Visas USA : Lomé dans le cercle fermé
Washington prépare une profonde réorganisation de ses services consulaires en Afrique, mais le Togo sort gagnant : Lomé figure parmi les vingt villes du continent qui conserveront le traitement complet des visas américains.
Lomé devrait renforcer davantage sa position dans le dispositif consulaire des États-Unis en Afrique. Selon des informations révélées par l’Associated Press (AP), l’administration du président Donald Trump envisage de réduire drastiquement le nombre d’ambassades et de consulats africains habilités à traiter les demandes de visas pour les États-Unis.
Sur une cinquantaine de représentations diplomatiques actuellement opérationnelles sur le continent, seules une vingtaine conserveraient une capacité complète de traitement des dossiers.

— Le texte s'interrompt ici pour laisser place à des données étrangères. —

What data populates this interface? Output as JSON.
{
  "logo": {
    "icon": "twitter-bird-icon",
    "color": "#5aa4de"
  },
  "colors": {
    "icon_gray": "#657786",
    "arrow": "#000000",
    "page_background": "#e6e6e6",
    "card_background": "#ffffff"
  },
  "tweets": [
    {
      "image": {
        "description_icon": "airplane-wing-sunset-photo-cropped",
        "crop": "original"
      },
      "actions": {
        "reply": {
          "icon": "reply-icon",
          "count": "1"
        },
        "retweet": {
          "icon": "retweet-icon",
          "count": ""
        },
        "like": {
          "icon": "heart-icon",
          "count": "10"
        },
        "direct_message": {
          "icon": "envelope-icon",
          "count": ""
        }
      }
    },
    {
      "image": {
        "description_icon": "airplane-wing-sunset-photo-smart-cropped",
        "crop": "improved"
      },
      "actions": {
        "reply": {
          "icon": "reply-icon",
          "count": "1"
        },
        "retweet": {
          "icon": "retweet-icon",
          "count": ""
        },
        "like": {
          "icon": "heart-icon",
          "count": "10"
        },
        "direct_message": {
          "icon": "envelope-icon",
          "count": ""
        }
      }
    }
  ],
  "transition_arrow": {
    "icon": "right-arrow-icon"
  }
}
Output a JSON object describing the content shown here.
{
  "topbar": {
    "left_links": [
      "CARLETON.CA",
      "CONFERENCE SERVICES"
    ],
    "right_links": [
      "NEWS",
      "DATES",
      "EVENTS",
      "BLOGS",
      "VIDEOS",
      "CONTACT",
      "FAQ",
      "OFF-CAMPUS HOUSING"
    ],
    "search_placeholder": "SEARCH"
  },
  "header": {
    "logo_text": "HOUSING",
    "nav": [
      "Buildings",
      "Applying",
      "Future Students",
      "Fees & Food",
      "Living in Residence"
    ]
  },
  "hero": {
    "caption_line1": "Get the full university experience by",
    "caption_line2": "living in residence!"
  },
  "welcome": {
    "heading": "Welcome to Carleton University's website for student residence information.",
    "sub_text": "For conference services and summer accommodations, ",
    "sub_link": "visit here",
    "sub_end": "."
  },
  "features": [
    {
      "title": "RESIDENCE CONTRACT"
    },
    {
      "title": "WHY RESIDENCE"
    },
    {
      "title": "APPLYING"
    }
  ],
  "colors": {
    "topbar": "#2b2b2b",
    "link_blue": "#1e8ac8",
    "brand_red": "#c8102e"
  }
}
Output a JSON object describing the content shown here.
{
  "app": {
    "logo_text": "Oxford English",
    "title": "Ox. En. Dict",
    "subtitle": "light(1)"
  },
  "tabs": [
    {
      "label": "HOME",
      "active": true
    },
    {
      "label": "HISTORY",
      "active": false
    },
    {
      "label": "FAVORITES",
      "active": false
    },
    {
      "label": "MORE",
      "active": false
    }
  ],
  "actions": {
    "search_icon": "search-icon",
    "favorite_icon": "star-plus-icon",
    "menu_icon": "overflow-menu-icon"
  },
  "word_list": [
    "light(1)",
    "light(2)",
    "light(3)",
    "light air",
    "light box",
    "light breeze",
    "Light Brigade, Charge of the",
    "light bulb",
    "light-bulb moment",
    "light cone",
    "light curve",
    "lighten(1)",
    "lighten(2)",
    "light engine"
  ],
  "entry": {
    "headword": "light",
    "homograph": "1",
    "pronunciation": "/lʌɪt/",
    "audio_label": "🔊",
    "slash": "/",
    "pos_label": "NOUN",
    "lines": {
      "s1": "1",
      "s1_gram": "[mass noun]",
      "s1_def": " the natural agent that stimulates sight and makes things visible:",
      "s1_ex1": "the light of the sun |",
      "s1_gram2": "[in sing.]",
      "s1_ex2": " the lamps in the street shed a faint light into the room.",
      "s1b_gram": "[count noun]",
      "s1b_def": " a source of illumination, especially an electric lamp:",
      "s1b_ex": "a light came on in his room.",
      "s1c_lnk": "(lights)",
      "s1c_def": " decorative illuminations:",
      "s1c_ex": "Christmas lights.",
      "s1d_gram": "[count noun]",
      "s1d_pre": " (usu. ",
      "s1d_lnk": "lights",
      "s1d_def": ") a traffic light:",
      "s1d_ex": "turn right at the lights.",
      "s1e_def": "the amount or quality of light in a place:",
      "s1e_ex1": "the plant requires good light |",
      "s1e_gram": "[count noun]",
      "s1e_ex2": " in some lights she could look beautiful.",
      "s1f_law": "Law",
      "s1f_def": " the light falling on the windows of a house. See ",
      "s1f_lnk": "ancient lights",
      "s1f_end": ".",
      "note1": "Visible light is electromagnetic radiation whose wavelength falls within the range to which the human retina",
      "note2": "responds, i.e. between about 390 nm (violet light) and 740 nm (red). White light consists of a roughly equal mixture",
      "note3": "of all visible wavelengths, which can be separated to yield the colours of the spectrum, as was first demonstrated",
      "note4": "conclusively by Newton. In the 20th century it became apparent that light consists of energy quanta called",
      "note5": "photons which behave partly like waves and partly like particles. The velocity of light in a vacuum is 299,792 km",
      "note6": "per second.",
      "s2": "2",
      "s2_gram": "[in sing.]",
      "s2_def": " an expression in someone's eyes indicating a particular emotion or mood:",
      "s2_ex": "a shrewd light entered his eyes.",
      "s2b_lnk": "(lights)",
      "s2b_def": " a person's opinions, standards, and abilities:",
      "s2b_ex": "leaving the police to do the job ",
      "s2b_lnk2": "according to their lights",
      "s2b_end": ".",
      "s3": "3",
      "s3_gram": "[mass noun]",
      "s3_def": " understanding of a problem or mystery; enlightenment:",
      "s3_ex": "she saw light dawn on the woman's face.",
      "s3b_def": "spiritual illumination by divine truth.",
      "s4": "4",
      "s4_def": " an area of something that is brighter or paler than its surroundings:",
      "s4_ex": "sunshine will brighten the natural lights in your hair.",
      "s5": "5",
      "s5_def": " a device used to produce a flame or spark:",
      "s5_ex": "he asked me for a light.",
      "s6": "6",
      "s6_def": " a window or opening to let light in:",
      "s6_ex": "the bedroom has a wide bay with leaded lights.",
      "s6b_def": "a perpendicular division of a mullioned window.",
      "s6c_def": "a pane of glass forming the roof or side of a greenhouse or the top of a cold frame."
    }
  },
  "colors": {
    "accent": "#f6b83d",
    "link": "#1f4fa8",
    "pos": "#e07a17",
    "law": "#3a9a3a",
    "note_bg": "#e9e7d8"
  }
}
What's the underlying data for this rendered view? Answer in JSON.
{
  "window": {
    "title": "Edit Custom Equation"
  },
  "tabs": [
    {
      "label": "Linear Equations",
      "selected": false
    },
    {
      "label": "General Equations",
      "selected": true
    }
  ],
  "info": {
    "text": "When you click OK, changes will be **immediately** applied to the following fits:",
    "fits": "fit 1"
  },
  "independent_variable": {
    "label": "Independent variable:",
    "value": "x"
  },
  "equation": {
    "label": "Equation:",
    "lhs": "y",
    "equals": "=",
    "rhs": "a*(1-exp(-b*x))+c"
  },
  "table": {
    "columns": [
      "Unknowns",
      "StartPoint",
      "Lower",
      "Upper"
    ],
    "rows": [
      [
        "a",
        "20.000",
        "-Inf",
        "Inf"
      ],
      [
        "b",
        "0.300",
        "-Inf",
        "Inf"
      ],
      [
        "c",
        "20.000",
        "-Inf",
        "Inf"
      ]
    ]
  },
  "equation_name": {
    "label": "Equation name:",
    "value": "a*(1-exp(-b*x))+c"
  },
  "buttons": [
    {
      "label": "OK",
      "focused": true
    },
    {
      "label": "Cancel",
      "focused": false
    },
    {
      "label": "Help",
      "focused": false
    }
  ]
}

Parmi elles figure l’ambassade des États-Unis au Togo, qui se retrouve ainsi au cœur du nouveau maillage consulaire américain en Afrique.
Dans cette réorganisation, Lomé rejoint un cercle restreint de plateformes régionales stratégiques comprenant notamment Abidjan, Accra, Dakar, Lagos, Nairobi et Johannesburg. Ces représentations seront chargées d’assurer l’essentiel des opérations liées à la délivrance des visas américains pour des millions de demandeurs africains.
Cette réforme s’inscrit dans la politique migratoire plus restrictive mise en œuvre par l’administration Trump depuis son retour à la Maison-Blanche. Washington a multiplié ces derniers mois les mesures visant à renforcer le contrôle des flux migratoires, avec un durcissement des procédures de vérification, l’introduction de nouvelles exigences administratives et la mise en place de cautions pouvant atteindre 15 000 dollars pour certaines catégories de demandeurs africains.
Pour le Togo, cette décision vient confirmer l’importance croissante de Lomé dans le réseau diplomatique américain. Depuis la suspension en 2025 de plusieurs services consulaires des États-Unis au Burkina Faso, de nombreux ressortissants burkinabè sont déjà orientés vers la capitale togolaise pour effectuer certaines démarches de visa.
Si cette restructuration est officiellement adoptée, les citoyens des pays dont les représentations perdront leurs compétences consulaires devront désormais se déplacer vers l’un des vingt centres retenus. Une évolution qui pourrait accroître significativement l’affluence à l’ambassade américaine de Lomé et renforcer davantage son statut de pôle consulaire régional.